Ministry of Health Leadership
Access national health performance dashboards, review predictive analytics outputs, and use scenario modelling for health system planning and resource allocation decisions.
Development Partners and Donor Agencies
Where Ministry authorisation is granted, access programme indicator reports and M&E outputs formatted to development partner reporting requirements.
How This Connects to the Rest of Moana
The surveillance layer receives structured event data from every clinical module in the Moana EHR: patient registrations, clinical encounters, diagnoses, laboratory results, pharmacy dispensing, immunisation events, ANC visits, births, deaths, and civil registration events all generate corresponding surveillance events. The surveillance service processes these events through its aggregation pipeline independently of the clinical system, ensuring that Ministry reporting workloads do not impact clinical system performance.
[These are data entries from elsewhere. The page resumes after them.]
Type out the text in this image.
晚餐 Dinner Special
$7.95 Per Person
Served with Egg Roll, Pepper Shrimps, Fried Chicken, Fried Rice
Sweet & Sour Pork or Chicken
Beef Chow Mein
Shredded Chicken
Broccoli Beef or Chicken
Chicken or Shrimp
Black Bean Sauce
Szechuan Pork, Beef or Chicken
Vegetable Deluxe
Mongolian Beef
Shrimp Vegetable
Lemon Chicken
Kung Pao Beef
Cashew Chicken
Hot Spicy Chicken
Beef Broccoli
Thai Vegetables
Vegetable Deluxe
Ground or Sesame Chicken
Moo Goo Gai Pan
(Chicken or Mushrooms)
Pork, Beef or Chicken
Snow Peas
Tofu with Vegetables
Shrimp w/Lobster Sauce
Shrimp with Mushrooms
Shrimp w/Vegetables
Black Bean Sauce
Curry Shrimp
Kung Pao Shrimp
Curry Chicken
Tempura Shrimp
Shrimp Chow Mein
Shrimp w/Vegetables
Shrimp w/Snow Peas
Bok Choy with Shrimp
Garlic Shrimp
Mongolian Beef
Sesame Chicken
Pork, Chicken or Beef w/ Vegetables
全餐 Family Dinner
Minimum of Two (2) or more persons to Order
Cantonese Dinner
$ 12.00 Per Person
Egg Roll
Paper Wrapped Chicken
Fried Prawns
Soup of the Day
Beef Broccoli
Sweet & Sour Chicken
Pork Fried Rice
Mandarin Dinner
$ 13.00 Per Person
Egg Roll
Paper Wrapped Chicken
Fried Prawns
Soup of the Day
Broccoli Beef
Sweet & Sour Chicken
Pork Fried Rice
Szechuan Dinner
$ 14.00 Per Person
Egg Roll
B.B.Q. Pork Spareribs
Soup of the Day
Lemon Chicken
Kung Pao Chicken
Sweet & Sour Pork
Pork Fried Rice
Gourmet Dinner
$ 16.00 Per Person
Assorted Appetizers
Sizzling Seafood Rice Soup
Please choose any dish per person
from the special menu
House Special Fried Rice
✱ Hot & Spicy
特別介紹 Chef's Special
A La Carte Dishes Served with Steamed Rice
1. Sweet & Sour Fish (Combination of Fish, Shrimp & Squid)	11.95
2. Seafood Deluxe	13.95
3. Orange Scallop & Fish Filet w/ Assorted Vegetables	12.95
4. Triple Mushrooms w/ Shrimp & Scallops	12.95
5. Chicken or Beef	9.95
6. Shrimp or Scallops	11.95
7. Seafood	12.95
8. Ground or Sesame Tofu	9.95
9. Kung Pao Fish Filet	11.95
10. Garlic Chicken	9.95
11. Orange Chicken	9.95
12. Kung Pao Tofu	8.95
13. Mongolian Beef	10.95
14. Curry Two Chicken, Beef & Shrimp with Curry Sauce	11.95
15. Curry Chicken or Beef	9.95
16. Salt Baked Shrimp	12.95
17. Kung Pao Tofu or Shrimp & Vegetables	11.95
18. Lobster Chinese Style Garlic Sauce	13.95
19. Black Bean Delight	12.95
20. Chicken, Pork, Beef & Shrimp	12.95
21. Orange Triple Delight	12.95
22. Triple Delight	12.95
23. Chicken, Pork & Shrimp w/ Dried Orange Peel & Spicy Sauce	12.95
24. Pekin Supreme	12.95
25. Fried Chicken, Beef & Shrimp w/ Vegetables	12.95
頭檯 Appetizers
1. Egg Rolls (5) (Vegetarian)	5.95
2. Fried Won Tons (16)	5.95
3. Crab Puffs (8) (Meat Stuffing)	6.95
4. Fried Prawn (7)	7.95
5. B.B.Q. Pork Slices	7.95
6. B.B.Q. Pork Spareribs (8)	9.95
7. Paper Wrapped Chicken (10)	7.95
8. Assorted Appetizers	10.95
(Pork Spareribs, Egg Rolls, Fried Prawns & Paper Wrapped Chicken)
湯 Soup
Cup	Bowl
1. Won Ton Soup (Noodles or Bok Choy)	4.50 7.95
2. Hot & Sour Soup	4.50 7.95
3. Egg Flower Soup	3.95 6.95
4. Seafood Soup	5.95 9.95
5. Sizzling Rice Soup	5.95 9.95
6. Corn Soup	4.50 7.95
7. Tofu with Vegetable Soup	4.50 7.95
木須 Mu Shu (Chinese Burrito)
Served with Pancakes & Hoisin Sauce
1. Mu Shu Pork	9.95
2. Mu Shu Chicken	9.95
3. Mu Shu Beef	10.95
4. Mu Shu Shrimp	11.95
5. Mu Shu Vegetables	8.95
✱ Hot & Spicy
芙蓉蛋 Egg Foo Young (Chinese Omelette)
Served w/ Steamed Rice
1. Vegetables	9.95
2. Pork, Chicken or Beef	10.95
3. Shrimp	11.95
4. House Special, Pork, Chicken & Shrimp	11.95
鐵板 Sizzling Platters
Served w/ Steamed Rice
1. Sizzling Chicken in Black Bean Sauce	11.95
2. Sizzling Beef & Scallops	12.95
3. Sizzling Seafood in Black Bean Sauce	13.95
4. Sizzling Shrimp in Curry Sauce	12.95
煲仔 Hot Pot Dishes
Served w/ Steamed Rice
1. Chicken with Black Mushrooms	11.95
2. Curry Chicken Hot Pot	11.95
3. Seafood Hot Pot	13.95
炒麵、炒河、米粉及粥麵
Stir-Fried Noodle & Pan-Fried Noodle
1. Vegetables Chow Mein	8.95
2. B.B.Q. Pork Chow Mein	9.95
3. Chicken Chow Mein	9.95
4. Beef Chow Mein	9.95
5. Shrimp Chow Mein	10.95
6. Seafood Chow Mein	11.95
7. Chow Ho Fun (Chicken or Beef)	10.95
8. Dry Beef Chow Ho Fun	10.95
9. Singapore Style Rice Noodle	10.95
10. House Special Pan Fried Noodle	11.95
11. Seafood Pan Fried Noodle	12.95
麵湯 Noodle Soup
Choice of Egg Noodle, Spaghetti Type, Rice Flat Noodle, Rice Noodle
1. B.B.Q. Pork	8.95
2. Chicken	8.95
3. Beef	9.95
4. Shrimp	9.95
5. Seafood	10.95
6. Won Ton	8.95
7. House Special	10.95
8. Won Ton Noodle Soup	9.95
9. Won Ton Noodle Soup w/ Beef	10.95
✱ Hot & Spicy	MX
The surveillance authentication domain is separate from the clinical EHR domain, so Ministry users never access the clinical system directly.
Standards and Interoperability
The surveillance layer integrates with DHIS2 via a bidirectional Web API connector, publishing aggregate indicators as DHIS2 Data Value Sets and pulling organisation unit hierarchy. OpenHIE architecture principles are followed, with Moana's FHIR endpoints registerable as mediators in OpenHIM for national health information exchange connectivity. Indicator definitions align with WHO surveillance standards, SDG reporting frameworks, and national health plan M&E indicator sets. IHR compliance is supported through the breach declaration workflow and incident management capabilities.